Appeal to the Country
"If you fall on me from behind, if you force me to come to terms at once in headlong fashion, we shall gain no economic advantage at all, and our people will then be forced to renounce the alleviation which they should have gained from the peace.
"A surgeon conducting a difficult operation with a crowd behind him standing watch in hand may very likely complete the operation in record time, but in all probability the patient would not thank him for the manner in which it had been carried out.
"If you give our present opponents the impression that we must have peace at once, and at any price, we shall not get so much as a single measure of grain, and the result will be more or less platonic. It is no longer by any means a question principally of terminating the war on the Ukrainian front; neither we nor the Ukrainians themselves intend to continue the war now that we are agreed upon the no-annexation basis. It is a question—I repeat it once again—not of 'imperialistic' annexation plans and ideas, but of securing for our population at last the merited reward of their endurance, and procuring them those supplies of food for which they are waiting. Our partners in the deal are good business men and are closely watching to see whether you are forcing me to act or not.
"If you wish to ruin the peace, if you are anxious to renounce the supply of grain, then it would be logical enough to force my hand by speeches and resolutions, strikes and demonstrations, but not otherwise.

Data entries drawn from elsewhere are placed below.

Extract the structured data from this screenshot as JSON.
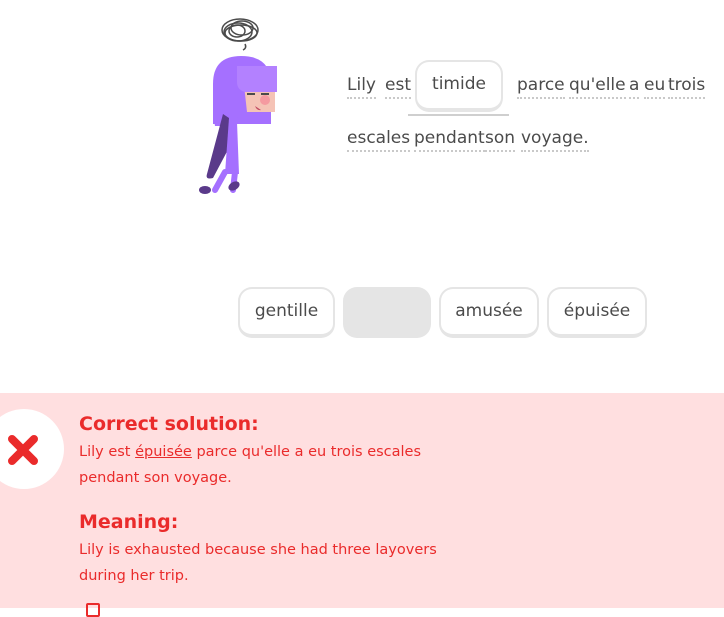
{
  "exercise": {
    "sentence_before": [
      "Lily",
      "est"
    ],
    "selected_answer": "timide",
    "sentence_after_line1": [
      "parce",
      "qu'elle",
      "a",
      "eu",
      "trois"
    ],
    "sentence_after_line2": [
      "escales",
      "pendant",
      "son",
      "voyage."
    ]
  },
  "word_bank": {
    "options": [
      "gentille",
      "",
      "amusée",
      "épuisée"
    ]
  },
  "feedback": {
    "status": "incorrect",
    "icon": "x-icon",
    "accent_color": "#ea2b2b",
    "background_color": "#ffdfe0",
    "solution_heading": "Correct solution:",
    "solution_prefix": "Lily est",
    "solution_highlight": "épuisée",
    "solution_suffix": " parce qu'elle a eu trois escales pendant son voyage.",
    "meaning_heading": "Meaning:",
    "meaning_text": "Lily is exhausted because she had three layovers during her trip."
  }
}
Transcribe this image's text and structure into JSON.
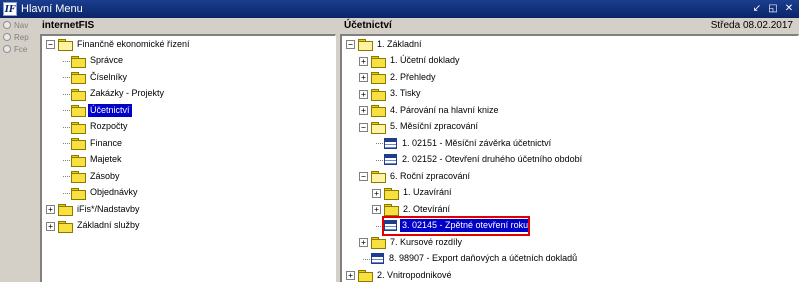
{
  "window": {
    "title": "Hlavní Menu",
    "icon_letter": "IF"
  },
  "window_controls": [
    "↙",
    "◱",
    "✕"
  ],
  "leftnav": {
    "options": [
      "Nav",
      "Rep",
      "Fce"
    ]
  },
  "left_pane": {
    "title": "internetFIS",
    "items": [
      {
        "label": "Finančně ekonomické řízení",
        "level": 0,
        "type": "folder-open",
        "expander": "−"
      },
      {
        "label": "Správce",
        "level": 1,
        "type": "folder"
      },
      {
        "label": "Číselníky",
        "level": 1,
        "type": "folder"
      },
      {
        "label": "Zakázky - Projekty",
        "level": 1,
        "type": "folder"
      },
      {
        "label": "Účetnictví",
        "level": 1,
        "type": "folder",
        "selected": true
      },
      {
        "label": "Rozpočty",
        "level": 1,
        "type": "folder"
      },
      {
        "label": "Finance",
        "level": 1,
        "type": "folder"
      },
      {
        "label": "Majetek",
        "level": 1,
        "type": "folder"
      },
      {
        "label": "Zásoby",
        "level": 1,
        "type": "folder"
      },
      {
        "label": "Objednávky",
        "level": 1,
        "type": "folder"
      },
      {
        "label": "iFis*/Nadstavby",
        "level": 0,
        "type": "folder",
        "expander": "+"
      },
      {
        "label": "Základní služby",
        "level": 0,
        "type": "folder",
        "expander": "+"
      }
    ]
  },
  "right_pane": {
    "title": "Účetnictví",
    "date": "Středa  08.02.2017",
    "items": [
      {
        "label": "1.  Základní",
        "level": 0,
        "type": "folder-open",
        "expander": "−"
      },
      {
        "label": "1.  Účetní doklady",
        "level": 1,
        "type": "folder",
        "expander": "+"
      },
      {
        "label": "2.  Přehledy",
        "level": 1,
        "type": "folder",
        "expander": "+"
      },
      {
        "label": "3.  Tisky",
        "level": 1,
        "type": "folder",
        "expander": "+"
      },
      {
        "label": "4.  Párování na hlavní knize",
        "level": 1,
        "type": "folder",
        "expander": "+"
      },
      {
        "label": "5.  Měsíční zpracování",
        "level": 1,
        "type": "folder-open",
        "expander": "−"
      },
      {
        "label": "1.  02151 - Měsíční závěrka účetnictví",
        "level": 2,
        "type": "doc"
      },
      {
        "label": "2.  02152 - Otevření druhého účetního období",
        "level": 2,
        "type": "doc"
      },
      {
        "label": "6.  Roční zpracování",
        "level": 1,
        "type": "folder-open",
        "expander": "−"
      },
      {
        "label": "1.  Uzavírání",
        "level": 2,
        "type": "folder",
        "expander": "+"
      },
      {
        "label": "2.  Otevírání",
        "level": 2,
        "type": "folder",
        "expander": "+"
      },
      {
        "label": "3.  02145 - Zpětné otevření roku",
        "level": 2,
        "type": "doc",
        "selected": true
      },
      {
        "label": "7.  Kursové rozdíly",
        "level": 1,
        "type": "folder",
        "expander": "+"
      },
      {
        "label": "8.  98907 - Export daňových a účetních dokladů",
        "level": 1,
        "type": "doc"
      },
      {
        "label": "2.  Vnitropodnikové",
        "level": 0,
        "type": "folder",
        "expander": "+"
      }
    ]
  }
}
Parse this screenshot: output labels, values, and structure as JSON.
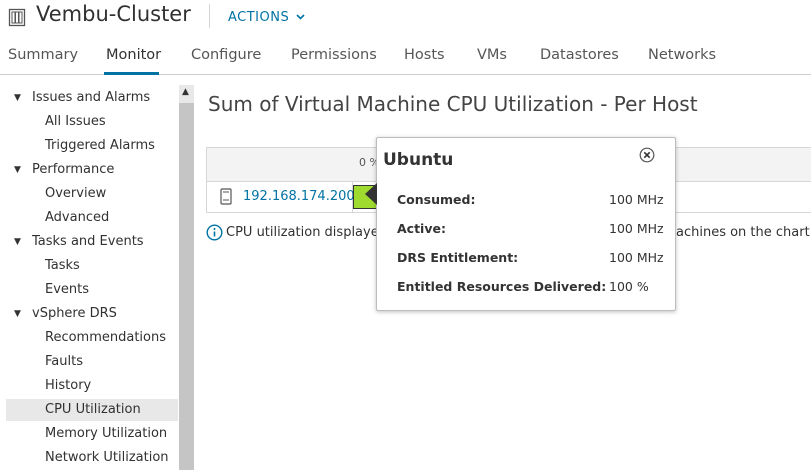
{
  "header": {
    "title": "Vembu-Cluster",
    "actions_label": "ACTIONS",
    "cluster_icon": "cluster-icon",
    "actions_icon": "chevron-down-icon"
  },
  "tabs": [
    {
      "label": "Summary"
    },
    {
      "label": "Monitor",
      "active": true
    },
    {
      "label": "Configure"
    },
    {
      "label": "Permissions"
    },
    {
      "label": "Hosts"
    },
    {
      "label": "VMs"
    },
    {
      "label": "Datastores"
    },
    {
      "label": "Networks"
    }
  ],
  "sidebar": {
    "groups": [
      {
        "label": "Issues and Alarms",
        "items": [
          "All Issues",
          "Triggered Alarms"
        ]
      },
      {
        "label": "Performance",
        "items": [
          "Overview",
          "Advanced"
        ]
      },
      {
        "label": "Tasks and Events",
        "items": [
          "Tasks",
          "Events"
        ]
      },
      {
        "label": "vSphere DRS",
        "items": [
          "Recommendations",
          "Faults",
          "History",
          "CPU Utilization",
          "Memory Utilization",
          "Network Utilization"
        ]
      }
    ],
    "selected": "CPU Utilization"
  },
  "main": {
    "title": "Sum of Virtual Machine CPU Utilization - Per Host",
    "table": {
      "header_pct": "0 %",
      "host": "192.168.174.200",
      "bar_color": "#9fdb2e"
    },
    "info_text": "CPU utilization displayed",
    "info_tail": "achines on the chart."
  },
  "tooltip": {
    "title": "Ubuntu",
    "rows": [
      {
        "label": "Consumed:",
        "value": "100 MHz"
      },
      {
        "label": "Active:",
        "value": "100 MHz"
      },
      {
        "label": "DRS Entitlement:",
        "value": "100 MHz"
      },
      {
        "label": "Entitled Resources Delivered:",
        "value": "100 %"
      }
    ]
  },
  "colors": {
    "accent": "#0072a3",
    "selected_bg": "#e8e8e8"
  }
}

And there is not an atom of truth in the idea that we are now at such a pass that we must prefer a bad peace without economic gain rather than a good peace with economic advantages to-morrow.
"The difficulties in the matter of food of late are not due solely to lack of actual provisions; it is the crises in coal, transport and organisation which are increasing. When you at home get up strikes you are moving in a vicious circle; the strikes increase and aggravate the crises concerned and hinder the supplies of food and coal. You are cutting your own throats in so doing, and all who believe that peace is accelerated thereby are terribly mistaken.
"It is believed that men in the country have been circulating rumours to the effect that the Government is instigating the strikes. I leave to these men themselves to choose whether they are to appear as criminal slanderers or as fools.
"If you had a Government desirous of concluding a peace different from that desired by the majority of the population, if you had a Government seeking to prolong the war for purposes of conquest, one might understand a conflict between the Government and the country. But since the Government desires precisely the same as the majority of the people—that is to say, the speedy settlement of an honourable peace without annexationist aims—then it is madness to attack that Government from behind, to interfere with its freedom of action and hamper its movements. Those who do so are fighting, not against the Government, they are fighting blindly against the people they pretend to serve and against themselves.
"As for yourselves, gentlemen, it is not only your right, but your duty, to choose between the following alternatives: either you trust me to proceed with the peace negotiations, and in that case you must help me, or you do not trust me, and in that case you must depose me. I am confident that I have the support of the majority of the Hungarian delegation. The Hungarian Committee has given me a vote of confidence. If there is any doubt as to the same here, then the matter is clear enough. The question of a vote of confidence must be brought up and put to the vote; if I then have the majority against me I shall at once take the consequences. No one of those who are anxious to secure my removal will be more pleased than myself; indeed far less so. Nothing induces me now to retain my office but the sense of duty, which constrains me to remain as long as I have the confidence of the Emperor and the majority of the delegations. A soldier with any sense of decency does not desert. But no Minister for Foreign Affairs could conduct negotiations of this importance unless he knows, and all the world as well, that he is endowed with the confidence of the majority among the constitutional representative bodies. There can be no half measures here. You have this confidence or you have not. You must assist me or depose me; there is no other way. I have no more to say."